For more advanced users with an intermediate-advanced level of understanding in R or Python or are looking for a Professional Certificate, MicroMasters(R) Program, or just a learning path I’d recommend I’d highly recommend:
And for anybody who doesn’t need a certificate, can’t afford to pay for the courses, or simply just wants to try one of the courses without paying, edX does allow you to audit a course for free. And every course does allow you to later upgrade to the verified certificate track later up to a specified deadline so you can take part of a course and make sure it’s what you want before deciding.
Oh wow, amazing Brad.
Let’s set up a call and get this into a video! The YT channel (and the world’s Power BI users) need to learn this!
Sounds great! I love talking about both machine learning and Power BI!
Let’s do it. Connect with me on Skype
@bradsmith what do you think is better to start with, R or Python? In your personal experience what integrates well into Power BI?
That’s honestly a really hard question to answer. R was specifically built to perform statistical and numerical analysis on large datasets and display the results whereas python was originally created as a more general purpose programming language so I personally lean towards R.
If you have some experience with other programming languages, Python’s syntax is more similar to other programming languages than R’s. If not, I’d say go with R. Troubleshooting issues early felt easier in R than it did early on with Python. It gets much easier once you have a basic understanding of python but for me if felt much easier to do in R.
@MudassirAli I would say you start with Python, syntaxes are easy to read/understand and anything you can think of has already been asked on forums so you will always land on a solution. Once you get how function/class/OOP/method/properties/loops work you can start with Pandas library. Pandas is an amazing library for data cleaning.
Personally, I chose R because my primary focus was statistics/econometrics and R is definitely stronger in that area.
I think R is much easier to learn than DAX. As long as you got a good statistical foundation, once you learn the basic structure of R scripts and functions, much of it becomes a repetitive fill-in-the-blanks exercise.

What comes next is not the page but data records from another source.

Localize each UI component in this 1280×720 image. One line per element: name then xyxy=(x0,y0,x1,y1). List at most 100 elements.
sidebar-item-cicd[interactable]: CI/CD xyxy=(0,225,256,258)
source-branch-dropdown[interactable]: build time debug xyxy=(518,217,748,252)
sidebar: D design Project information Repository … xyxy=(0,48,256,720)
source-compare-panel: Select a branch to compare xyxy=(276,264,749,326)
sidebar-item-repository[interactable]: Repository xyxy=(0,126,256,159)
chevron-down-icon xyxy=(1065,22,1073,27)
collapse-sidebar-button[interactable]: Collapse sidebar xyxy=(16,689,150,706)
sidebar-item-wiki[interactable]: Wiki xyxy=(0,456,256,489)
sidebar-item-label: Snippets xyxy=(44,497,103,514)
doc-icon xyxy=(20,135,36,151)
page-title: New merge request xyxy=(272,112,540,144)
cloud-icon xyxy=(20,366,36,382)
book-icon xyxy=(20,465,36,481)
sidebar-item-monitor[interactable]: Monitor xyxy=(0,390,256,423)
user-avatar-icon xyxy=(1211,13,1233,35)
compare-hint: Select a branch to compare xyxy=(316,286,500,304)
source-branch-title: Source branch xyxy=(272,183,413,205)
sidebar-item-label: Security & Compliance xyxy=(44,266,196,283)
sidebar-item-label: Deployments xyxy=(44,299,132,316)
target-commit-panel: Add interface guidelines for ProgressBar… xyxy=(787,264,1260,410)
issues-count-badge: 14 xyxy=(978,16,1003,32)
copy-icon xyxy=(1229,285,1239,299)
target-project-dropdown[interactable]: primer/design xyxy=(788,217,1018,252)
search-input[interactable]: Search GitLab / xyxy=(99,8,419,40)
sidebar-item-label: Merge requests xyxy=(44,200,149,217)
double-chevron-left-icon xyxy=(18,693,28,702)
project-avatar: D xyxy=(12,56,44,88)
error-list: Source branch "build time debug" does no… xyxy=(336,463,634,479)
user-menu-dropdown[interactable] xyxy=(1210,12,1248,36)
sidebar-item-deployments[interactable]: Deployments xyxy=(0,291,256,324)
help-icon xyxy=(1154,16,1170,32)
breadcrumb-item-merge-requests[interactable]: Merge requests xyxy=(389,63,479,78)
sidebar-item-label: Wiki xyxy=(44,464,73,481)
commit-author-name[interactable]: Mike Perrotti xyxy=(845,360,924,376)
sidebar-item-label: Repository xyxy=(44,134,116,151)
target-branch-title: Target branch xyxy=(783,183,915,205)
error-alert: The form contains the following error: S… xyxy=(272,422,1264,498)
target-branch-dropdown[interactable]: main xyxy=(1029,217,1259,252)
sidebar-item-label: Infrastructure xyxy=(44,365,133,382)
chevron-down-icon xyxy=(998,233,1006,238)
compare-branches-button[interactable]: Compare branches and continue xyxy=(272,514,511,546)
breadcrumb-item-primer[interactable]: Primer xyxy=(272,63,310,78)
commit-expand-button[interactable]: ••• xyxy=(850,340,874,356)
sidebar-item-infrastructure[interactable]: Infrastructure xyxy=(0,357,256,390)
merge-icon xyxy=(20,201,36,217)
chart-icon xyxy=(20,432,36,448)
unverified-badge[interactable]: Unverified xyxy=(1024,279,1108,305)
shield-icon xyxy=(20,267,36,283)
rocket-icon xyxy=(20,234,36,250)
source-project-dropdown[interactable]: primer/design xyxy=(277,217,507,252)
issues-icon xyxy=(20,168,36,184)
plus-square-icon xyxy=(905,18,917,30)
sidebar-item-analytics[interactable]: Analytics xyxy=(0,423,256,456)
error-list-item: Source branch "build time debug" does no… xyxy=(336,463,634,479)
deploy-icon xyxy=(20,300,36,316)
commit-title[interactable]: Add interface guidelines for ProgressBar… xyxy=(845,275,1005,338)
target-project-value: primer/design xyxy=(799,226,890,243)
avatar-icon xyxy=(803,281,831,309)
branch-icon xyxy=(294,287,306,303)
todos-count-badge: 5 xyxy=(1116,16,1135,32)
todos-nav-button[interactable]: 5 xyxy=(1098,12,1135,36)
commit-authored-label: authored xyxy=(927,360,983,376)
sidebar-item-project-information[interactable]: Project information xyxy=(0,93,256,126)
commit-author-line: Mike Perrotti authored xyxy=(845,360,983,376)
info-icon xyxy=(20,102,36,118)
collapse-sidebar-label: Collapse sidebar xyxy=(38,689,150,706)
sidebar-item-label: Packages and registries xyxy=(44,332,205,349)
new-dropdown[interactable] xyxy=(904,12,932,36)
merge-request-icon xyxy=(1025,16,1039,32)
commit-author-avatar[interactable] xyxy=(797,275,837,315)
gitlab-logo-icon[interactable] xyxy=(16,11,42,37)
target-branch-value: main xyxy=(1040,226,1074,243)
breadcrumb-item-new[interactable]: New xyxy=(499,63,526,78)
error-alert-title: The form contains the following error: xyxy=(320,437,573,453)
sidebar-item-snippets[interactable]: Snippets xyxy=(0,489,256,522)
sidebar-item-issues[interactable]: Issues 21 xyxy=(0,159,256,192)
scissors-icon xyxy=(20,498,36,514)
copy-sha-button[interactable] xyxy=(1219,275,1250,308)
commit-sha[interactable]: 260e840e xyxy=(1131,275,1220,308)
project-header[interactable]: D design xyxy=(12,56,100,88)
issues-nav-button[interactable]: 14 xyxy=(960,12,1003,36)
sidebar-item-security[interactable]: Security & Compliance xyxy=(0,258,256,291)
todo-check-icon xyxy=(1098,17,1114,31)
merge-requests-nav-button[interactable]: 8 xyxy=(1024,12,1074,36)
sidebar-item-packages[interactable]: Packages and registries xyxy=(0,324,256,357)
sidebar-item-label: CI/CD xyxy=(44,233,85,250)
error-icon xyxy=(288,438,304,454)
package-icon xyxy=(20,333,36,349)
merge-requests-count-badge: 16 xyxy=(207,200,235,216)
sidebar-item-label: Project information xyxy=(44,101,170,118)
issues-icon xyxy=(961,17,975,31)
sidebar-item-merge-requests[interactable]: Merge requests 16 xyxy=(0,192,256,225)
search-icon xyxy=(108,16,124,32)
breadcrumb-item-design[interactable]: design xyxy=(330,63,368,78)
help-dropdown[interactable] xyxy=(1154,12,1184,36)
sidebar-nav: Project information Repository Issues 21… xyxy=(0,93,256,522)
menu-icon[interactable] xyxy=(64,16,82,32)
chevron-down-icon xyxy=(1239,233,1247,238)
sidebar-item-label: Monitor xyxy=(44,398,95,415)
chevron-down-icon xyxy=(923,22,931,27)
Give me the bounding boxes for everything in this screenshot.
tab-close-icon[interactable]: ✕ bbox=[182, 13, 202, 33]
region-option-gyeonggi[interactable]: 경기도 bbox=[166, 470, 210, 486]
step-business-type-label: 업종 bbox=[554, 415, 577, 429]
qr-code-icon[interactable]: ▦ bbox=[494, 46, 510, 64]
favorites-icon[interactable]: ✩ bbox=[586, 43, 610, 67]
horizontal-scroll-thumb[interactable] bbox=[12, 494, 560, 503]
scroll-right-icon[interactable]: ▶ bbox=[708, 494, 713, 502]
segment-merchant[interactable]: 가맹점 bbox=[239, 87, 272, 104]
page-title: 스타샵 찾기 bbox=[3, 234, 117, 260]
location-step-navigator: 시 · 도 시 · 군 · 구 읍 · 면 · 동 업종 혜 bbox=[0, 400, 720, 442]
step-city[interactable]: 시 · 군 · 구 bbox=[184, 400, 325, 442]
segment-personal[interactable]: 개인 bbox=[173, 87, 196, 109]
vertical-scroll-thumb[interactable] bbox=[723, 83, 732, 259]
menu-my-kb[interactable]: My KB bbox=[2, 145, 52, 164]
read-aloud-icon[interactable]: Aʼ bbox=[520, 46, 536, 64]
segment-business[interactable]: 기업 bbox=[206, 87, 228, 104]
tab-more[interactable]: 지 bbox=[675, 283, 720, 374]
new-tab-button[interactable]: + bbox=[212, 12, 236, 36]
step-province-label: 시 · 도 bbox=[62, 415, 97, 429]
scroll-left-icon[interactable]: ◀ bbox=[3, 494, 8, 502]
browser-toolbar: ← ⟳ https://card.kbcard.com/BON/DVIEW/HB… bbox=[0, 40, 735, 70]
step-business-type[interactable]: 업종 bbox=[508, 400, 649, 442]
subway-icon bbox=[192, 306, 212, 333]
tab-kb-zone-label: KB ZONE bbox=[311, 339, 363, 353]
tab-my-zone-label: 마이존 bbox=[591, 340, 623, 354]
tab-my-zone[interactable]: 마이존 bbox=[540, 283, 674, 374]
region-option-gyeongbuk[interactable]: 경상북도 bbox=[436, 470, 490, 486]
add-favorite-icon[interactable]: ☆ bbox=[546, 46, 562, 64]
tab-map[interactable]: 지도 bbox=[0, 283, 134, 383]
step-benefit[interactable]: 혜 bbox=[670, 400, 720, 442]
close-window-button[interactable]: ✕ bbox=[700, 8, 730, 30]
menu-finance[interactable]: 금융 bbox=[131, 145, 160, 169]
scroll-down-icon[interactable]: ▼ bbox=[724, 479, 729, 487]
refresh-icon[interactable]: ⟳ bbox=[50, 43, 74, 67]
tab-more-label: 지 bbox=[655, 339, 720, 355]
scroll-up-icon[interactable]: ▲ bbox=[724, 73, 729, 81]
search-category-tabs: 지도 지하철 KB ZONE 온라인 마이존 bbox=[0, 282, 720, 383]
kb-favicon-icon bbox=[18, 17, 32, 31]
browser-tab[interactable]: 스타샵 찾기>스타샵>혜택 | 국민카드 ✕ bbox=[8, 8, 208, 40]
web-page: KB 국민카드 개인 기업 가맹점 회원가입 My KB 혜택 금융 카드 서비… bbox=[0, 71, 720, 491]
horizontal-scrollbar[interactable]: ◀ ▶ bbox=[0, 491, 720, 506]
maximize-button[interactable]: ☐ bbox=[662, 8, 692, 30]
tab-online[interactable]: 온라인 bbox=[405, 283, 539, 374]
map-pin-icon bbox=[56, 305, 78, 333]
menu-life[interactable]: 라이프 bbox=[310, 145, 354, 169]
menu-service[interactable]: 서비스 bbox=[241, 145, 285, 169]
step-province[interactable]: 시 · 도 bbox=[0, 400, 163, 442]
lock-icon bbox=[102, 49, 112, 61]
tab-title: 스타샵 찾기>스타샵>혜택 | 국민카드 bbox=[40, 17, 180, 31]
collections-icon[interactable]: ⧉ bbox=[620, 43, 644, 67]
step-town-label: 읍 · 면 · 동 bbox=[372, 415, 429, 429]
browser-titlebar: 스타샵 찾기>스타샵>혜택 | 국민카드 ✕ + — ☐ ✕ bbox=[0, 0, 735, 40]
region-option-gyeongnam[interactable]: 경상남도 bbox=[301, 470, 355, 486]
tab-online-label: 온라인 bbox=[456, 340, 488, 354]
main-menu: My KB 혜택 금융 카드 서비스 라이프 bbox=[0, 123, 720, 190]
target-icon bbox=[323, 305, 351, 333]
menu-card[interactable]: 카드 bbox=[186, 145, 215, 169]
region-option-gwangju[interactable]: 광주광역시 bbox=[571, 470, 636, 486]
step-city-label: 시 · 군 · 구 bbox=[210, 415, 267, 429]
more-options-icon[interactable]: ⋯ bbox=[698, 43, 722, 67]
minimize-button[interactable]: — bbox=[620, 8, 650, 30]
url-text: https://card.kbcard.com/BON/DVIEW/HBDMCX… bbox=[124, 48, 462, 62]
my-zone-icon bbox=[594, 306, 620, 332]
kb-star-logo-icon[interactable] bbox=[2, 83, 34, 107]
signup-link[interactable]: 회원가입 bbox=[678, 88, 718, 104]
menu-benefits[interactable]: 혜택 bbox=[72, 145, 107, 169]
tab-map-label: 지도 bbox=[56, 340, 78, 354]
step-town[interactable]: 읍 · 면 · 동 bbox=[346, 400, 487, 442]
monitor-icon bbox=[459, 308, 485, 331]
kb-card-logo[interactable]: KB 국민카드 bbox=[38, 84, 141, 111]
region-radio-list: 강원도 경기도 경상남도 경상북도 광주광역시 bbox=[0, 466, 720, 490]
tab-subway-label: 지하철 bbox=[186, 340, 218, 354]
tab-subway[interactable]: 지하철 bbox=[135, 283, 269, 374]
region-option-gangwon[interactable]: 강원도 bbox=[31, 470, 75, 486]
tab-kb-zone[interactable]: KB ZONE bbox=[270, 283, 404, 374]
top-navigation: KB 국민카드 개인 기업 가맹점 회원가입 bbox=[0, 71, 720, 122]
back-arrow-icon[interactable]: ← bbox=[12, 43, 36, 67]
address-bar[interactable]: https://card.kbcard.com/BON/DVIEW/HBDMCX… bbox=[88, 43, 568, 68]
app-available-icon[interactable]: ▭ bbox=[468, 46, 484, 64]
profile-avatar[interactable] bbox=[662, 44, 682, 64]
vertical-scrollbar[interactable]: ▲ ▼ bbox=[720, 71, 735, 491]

“Everything is easier to learn than DAX” - Antriksh Sharma, circa 2020
@bradsmith Thanks for the useful resources. I have always wanted to learn how to do Machine Learning.
@AfroLatino happy to help! Can’t wait to hopefully see some of your work in the future.
Found about this book that is said to be an absolute essential for machine learning with R, the author has made PDF version available for free:
https://faculty.marshall.usc.edu/gareth-james/ISL/ISLR Seventh Printing.pdf
Introduction to Statistical Learning (usc.edu)
@bradsmith Will do my best!
That’s a great book for R! I was going to add some books to the list of resources and that’s a great place to start!